Juror’s Pick, Project Prize
“Jan Lieske’s work on displaced immigrants trapped in a cycle of indentured servitude on the Italian Mediterranean coast is a visually striking series on the subject of desperation. There is a palpable sense of anxiety and disorientation in the series, which is most notable in images of cluttered, makeshift bedrooms. An intangible feeling of loneliness lingers in all of the images and in the faces of those trapped in a cycle of seeming hopelessness. There is the sense that these people are not only neglected but forgotten, relegated to a place in life that is metaphorically symbolized in the photograph of the functional but broken stove.”
Dead End Rosarno
“We are suffering here.”
Rosarno is a small town in the province of Reggio Calabria on the Italian Mediterranean coast, well known for the production of citrus fruits, olive oil, and wines. On January 7, 2010, Rosarno also gained notoriety for racially motivated riots against African migrant workers when over a thousand of them were evacuated, almost over night, to other areas of the country. If refugees are granted asylum, they are left to fend for themselves, without any public support. Many of the recently evacuated refugees from Rosarno did not have any choice but to come back and once again seek employment, from the same people, ironically, who had chased them out some weeks earlier.

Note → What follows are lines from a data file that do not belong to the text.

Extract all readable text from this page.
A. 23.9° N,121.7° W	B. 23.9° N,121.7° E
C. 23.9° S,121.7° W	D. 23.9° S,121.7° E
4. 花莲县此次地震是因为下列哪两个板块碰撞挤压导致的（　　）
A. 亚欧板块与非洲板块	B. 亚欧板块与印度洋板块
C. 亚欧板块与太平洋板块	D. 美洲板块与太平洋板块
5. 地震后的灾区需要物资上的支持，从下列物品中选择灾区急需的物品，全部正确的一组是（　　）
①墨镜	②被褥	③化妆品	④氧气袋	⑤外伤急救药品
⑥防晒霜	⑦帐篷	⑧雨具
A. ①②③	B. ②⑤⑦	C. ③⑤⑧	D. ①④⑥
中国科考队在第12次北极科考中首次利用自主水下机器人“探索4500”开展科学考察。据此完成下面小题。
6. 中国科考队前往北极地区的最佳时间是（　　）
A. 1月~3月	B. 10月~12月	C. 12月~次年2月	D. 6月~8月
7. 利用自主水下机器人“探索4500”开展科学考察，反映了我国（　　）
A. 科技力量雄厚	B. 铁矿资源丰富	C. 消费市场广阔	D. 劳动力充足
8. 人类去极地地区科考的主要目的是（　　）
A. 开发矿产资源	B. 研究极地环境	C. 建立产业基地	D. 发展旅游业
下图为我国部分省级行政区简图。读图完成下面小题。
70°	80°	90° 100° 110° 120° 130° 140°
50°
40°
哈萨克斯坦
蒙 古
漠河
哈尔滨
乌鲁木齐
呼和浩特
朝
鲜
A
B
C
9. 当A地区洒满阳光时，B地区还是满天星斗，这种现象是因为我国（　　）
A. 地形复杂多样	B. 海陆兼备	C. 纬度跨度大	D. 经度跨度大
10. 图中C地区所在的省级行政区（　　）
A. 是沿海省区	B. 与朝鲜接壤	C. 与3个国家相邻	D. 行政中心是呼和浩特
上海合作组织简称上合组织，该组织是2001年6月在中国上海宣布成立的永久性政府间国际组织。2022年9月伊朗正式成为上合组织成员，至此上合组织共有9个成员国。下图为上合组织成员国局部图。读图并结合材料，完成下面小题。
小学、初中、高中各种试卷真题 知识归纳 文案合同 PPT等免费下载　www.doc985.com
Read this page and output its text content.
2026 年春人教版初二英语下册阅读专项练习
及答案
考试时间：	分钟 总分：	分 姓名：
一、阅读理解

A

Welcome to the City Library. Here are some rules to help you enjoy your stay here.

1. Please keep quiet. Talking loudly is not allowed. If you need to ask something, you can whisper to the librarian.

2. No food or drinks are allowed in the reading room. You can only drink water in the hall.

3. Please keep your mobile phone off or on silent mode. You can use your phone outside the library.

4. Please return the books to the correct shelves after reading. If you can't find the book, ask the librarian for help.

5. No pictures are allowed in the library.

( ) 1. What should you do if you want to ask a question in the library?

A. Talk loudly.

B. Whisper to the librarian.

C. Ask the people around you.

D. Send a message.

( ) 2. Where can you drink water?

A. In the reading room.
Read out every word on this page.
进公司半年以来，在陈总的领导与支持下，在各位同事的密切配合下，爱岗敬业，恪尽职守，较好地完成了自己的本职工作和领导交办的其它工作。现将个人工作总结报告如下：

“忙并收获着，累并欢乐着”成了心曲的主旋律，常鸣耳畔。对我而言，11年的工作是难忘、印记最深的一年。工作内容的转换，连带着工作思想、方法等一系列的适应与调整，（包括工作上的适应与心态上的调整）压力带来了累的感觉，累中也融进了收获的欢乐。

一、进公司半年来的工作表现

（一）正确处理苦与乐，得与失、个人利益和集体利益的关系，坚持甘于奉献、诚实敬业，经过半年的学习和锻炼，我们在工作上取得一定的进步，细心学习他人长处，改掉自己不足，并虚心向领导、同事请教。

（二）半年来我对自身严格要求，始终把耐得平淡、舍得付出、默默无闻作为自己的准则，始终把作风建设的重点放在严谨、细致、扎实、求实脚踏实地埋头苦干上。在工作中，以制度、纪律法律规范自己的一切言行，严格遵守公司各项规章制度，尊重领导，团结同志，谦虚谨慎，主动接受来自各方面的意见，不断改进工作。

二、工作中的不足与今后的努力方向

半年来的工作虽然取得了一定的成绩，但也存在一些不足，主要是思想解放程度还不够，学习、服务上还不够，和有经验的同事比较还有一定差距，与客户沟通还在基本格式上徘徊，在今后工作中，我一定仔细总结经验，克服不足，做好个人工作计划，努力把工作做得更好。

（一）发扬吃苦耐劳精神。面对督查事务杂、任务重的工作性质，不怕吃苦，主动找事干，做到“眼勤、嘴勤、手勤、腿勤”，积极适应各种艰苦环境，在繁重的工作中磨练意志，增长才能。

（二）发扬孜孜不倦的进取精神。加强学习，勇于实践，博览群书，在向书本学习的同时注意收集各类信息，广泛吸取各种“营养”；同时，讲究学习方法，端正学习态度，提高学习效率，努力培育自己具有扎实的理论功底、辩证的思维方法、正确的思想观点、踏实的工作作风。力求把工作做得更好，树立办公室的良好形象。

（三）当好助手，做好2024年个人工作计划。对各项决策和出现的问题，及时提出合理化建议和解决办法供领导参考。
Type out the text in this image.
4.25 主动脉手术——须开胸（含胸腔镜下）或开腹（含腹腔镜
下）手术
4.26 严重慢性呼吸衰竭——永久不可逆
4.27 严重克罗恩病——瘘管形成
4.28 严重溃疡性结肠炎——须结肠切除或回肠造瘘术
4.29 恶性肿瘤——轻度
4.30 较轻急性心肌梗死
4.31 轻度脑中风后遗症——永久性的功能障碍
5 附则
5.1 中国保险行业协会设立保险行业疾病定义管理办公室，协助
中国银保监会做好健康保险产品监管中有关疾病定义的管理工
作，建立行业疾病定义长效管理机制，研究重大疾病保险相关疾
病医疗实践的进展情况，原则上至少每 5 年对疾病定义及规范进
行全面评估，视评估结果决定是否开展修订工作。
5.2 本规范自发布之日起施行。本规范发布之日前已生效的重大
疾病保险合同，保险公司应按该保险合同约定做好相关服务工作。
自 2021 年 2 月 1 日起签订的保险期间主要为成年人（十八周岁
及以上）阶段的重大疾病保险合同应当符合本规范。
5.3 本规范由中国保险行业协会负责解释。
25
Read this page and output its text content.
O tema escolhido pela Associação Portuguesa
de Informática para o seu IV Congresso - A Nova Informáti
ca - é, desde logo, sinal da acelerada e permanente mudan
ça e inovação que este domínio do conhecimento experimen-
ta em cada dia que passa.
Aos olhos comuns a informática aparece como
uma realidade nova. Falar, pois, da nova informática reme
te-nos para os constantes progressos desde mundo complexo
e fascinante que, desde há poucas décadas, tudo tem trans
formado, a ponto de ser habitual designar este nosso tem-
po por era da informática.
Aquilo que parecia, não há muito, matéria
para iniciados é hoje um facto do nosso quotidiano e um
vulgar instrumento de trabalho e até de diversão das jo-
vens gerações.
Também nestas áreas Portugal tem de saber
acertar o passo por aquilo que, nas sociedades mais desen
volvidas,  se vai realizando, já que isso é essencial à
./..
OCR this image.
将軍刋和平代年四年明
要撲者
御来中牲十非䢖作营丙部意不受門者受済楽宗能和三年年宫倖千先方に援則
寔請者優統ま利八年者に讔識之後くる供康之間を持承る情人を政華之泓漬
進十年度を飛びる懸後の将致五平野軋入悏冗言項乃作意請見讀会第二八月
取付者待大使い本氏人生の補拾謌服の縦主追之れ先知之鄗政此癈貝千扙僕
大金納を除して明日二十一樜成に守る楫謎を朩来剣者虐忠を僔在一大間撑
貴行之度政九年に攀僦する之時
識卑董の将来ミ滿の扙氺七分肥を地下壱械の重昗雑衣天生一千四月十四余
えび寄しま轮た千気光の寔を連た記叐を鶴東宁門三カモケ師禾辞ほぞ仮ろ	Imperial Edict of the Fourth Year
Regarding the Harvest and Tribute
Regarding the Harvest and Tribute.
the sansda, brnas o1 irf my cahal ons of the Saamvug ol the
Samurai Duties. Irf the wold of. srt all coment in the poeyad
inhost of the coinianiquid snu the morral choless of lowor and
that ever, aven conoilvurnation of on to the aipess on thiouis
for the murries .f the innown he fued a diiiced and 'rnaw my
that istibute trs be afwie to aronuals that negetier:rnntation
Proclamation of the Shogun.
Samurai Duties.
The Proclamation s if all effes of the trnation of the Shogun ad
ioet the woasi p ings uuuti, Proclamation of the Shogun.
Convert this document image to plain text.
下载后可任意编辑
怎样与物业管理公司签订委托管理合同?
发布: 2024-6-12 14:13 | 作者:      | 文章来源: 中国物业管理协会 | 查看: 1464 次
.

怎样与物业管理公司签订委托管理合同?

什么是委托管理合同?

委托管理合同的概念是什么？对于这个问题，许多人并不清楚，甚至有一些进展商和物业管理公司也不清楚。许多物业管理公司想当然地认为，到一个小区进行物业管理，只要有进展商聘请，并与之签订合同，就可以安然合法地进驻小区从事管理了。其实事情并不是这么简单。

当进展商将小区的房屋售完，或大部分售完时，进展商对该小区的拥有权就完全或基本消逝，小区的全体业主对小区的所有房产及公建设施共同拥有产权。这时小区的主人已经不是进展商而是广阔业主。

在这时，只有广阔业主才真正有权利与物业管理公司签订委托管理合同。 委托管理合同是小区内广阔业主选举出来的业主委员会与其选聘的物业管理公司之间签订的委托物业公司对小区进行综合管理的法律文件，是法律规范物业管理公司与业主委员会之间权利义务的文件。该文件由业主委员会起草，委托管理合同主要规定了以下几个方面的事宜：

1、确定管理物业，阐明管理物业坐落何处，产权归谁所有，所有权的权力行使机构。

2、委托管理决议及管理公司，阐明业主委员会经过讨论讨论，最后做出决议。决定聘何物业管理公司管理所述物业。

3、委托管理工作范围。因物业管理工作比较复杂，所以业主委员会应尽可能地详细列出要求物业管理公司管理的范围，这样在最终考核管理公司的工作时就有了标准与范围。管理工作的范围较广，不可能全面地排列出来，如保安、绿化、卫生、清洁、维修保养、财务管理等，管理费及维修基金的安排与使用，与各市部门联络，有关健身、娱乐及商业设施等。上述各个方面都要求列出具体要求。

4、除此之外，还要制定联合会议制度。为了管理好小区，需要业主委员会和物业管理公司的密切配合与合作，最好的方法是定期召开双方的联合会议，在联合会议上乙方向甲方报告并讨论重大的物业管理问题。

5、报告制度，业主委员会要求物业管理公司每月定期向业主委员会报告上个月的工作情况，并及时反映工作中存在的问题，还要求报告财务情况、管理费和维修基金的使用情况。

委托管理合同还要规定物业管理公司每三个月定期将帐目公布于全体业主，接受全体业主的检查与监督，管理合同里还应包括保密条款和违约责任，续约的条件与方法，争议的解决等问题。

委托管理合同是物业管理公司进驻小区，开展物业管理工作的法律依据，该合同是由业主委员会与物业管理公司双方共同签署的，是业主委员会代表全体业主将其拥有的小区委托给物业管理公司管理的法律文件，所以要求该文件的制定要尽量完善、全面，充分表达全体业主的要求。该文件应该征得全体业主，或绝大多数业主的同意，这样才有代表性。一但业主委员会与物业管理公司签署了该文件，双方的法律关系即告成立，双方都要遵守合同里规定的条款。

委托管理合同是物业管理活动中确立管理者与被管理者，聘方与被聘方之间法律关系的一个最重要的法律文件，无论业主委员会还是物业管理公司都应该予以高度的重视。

The living conditions are unspeakable. At the periphery, these workers endure abject poverty—no electricity, no drinking water, no medical care. Entirely on their own, they try to survive in an environment that has absolutely nothing in common with the European Dream but only strongly reminds them of situations from which they fled. Every morning at seven o’clock, they stand at the arterial roads for hours, desperately waiting and hoping for an offer of work—a one-day job on the plantations that pays no more than 25 euros. Whether or when they will get paid depends on the vagaries of the planters. The dream of a better, prosperous life disappeared long ago; Rosarno’s migrant workers are facing a dead-end Europe where they are neither able to go forward nor willing to turn back.